Sulyanati Soroti Mimpi Kota Banjar yang Belum Terwujud

JABAR EKSPRES – Kota Banjar, yang telah berstatus sebagai daerah otonom, lahir dari berbagai harapan dan mimpi, terutama untuk mencapai kesejahteraan bagi seluruh warganya.

Sejak resmi berdiri pada tahun 2003, Banjar muncul sebagai daerah baru dalam konteks desentralisasi dan otonomi daerah yang sedang bergulir, sebagai respons terhadap tuntutan reformasi yang menginginkan penguatan otonomi daerah berdasarkan UU No 22 Tahun 1999.

Dalam prosesnya, Banjar tidak hanya menerima penyerahan kewenangan, tetapi juga mendapatkan pelimpahan sumber daya yang diperlukan untuk membangun infrastruktur dasar, pendidikan, dan akses terhadap fasilitas kesehatan. Semua ini harus dipastikan tersedia untuk mendukung kehidupan masyarakat.

Kini, setelah 21 tahun perjalanan Kota Banjar, banyak kemajuan yang telah diraih. Namun, tantangan dalam pemerintahan tidak akan pernah usai. Prioritas pemerintahan saat ini tidak hanya terfokus pada urusan dasar, tetapi juga menghadapi tantangan yang semakin kompleks. Ekspektasi masyarakat pun semakin tinggi.

BACA JUGA: Jadwal SIM Keliling Kota Bandung Saat Ini (Periode: 25 November – 1 Desember 2024)

“Meskipun kehidupan warga Banjar saat ini lebih baik dibandingkan sebelum otonomi, cara kita mengukur kemajuan Kota Banjar saat ini perlu diperbarui.
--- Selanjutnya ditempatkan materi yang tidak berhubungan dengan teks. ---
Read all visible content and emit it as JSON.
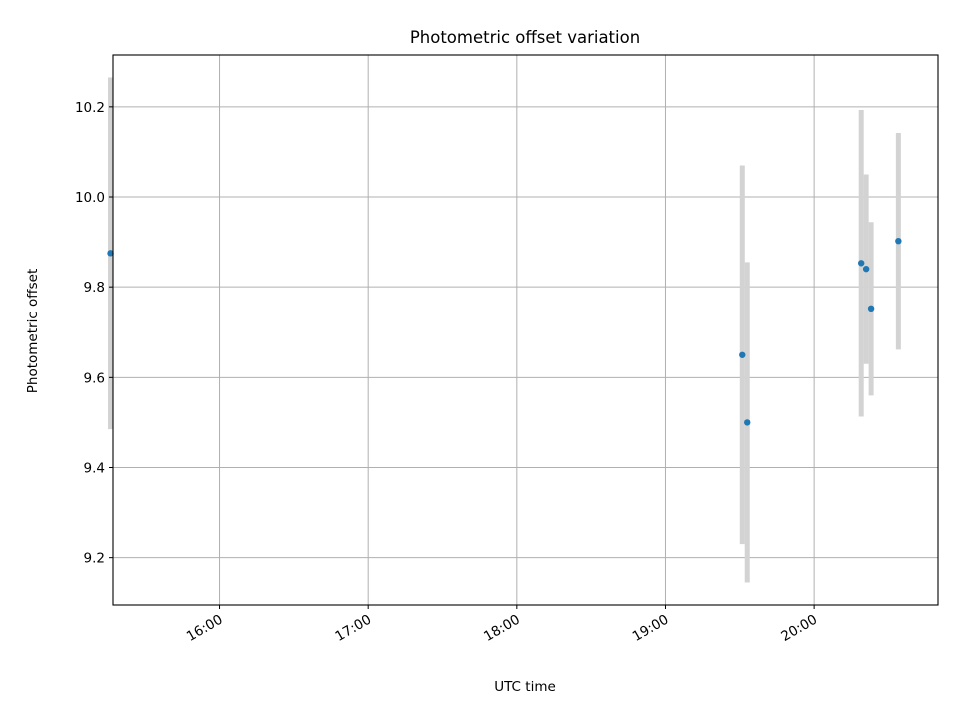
{
  "chart_data": {
    "type": "scatter",
    "title": "Photometric offset variation",
    "xlabel": "UTC time",
    "ylabel": "Photometric offset",
    "xlim": [
      "15:17",
      "20:50"
    ],
    "ylim": [
      9.095,
      10.315
    ],
    "x_ticks": [
      "16:00",
      "17:00",
      "18:00",
      "19:00",
      "20:00"
    ],
    "y_ticks": [
      "9.2",
      "9.4",
      "9.6",
      "9.8",
      "10.0",
      "10.2"
    ],
    "grid": true,
    "points": [
      {
        "x": "15:16",
        "y": 9.875,
        "yerr": 0.39
      },
      {
        "x": "19:31",
        "y": 9.65,
        "yerr": 0.42
      },
      {
        "x": "19:33",
        "y": 9.5,
        "yerr": 0.355
      },
      {
        "x": "20:19",
        "y": 9.853,
        "yerr": 0.34
      },
      {
        "x": "20:21",
        "y": 9.84,
        "yerr": 0.21
      },
      {
        "x": "20:23",
        "y": 9.752,
        "yerr": 0.192
      },
      {
        "x": "20:34",
        "y": 9.902,
        "yerr": 0.24
      }
    ],
    "colors": {
      "point": "#1f77b4",
      "errorbar": "#d3d3d3",
      "grid": "#b0b0b0"
    }
  }
}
Kemajuan harus dilihat dalam konteks persaingan dengan daerah lain di Jawa Barat, untuk mengetahui seberapa besar daya saing Banjar,” ujar Eksponen Forum Peningkatan Status Kota Banjar, sekaligus Pembina Yayasan Bantu Banjar, Sulyanati, Senin (25/11).

Data statistik dari Pemprov Jabar pada tahun 2024 menunjukkan bahwa Banjar memiliki kontribusi PDRB terkecil di Jawa Barat, yaitu 0,20%. Angka ini mencerminkan bahwa ekonomi Banjar kalah bersaing dibandingkan dengan daerah lain.
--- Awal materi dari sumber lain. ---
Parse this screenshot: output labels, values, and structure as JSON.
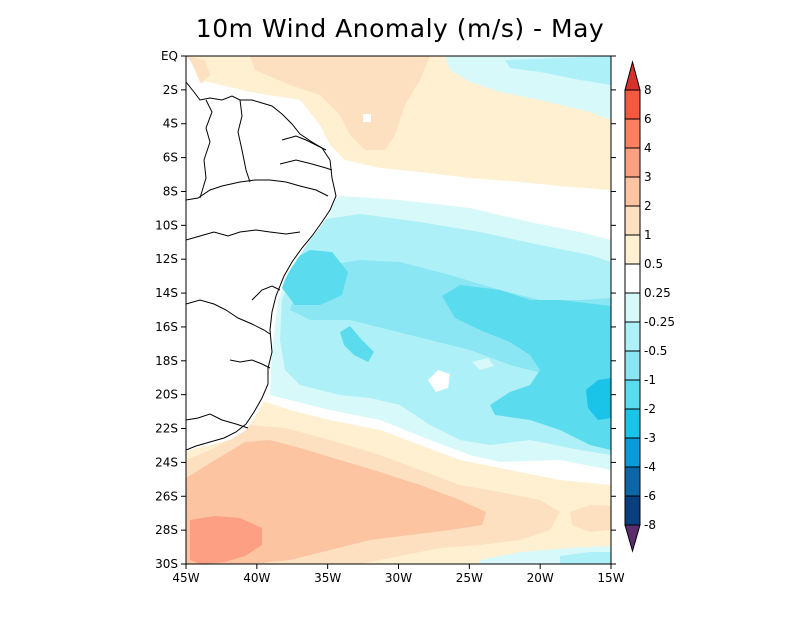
{
  "title": "10m Wind Anomaly (m/s) - May",
  "units": "m/s",
  "month": "May",
  "lat_labels": [
    "EQ",
    "2S",
    "4S",
    "6S",
    "8S",
    "10S",
    "12S",
    "14S",
    "16S",
    "18S",
    "20S",
    "22S",
    "24S",
    "26S",
    "28S",
    "30S"
  ],
  "lon_labels": [
    "45W",
    "40W",
    "35W",
    "30W",
    "25W",
    "20W",
    "15W"
  ],
  "colorbar": {
    "labels": [
      "8",
      "6",
      "4",
      "3",
      "2",
      "1",
      "0.5",
      "0.25",
      "-0.25",
      "-0.5",
      "-1",
      "-2",
      "-3",
      "-4",
      "-6",
      "-8"
    ],
    "colors": [
      "#d6322b",
      "#f3593f",
      "#fb8060",
      "#fc9f82",
      "#fdc4a2",
      "#fde0c0",
      "#fff0d2",
      "#ffffff",
      "#d8f9fa",
      "#aef0f8",
      "#8ae6f3",
      "#5adbee",
      "#1ac4e8",
      "#0a9ad8",
      "#0b67a8",
      "#093e7f",
      "#5b2d6e"
    ],
    "top_arrow_color": "#d6322b",
    "bottom_arrow_color": "#5b2d6e"
  },
  "colors": {
    "land": "#ffffff",
    "coast": "#000000",
    "frame": "#000000"
  }
}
Agenda pembangunan saat ini adalah tantangan bagi Banjar untuk “naik kelas”. Sebagaimana diungkapkan oleh Eka Santosa, Ketua DPRD Jawa Barat periode 1999-2004, bahwa mimpi besar para pendiri Kota Banjar adalah agar suatu saat Banjar sejajar dengan daerah lain, dalam arti bahwa warga Banjar memiliki daya saing yang setara, bahkan lebih baik.

“Kenangan akan pernyataan Gubernur Jawa Barat, R Nuriana, pada tahun 2003 yang mengatakan, ‘Banjar teh geuning leutik, sagede pelok. Bakal berhasil moal?’ menjadi pengingat bahwa para pejuang Banjar percaya bahwa semakin kecil, semakin cepat mencapai keberhasilan. Prinsip ini menjadi dasar mengapa Banjar harus menjadi daerah otonom, karena dengan ukuran yang lebih kecil, tingkat kesejahteraan dapat lebih cepat dicapai,” jelasnya.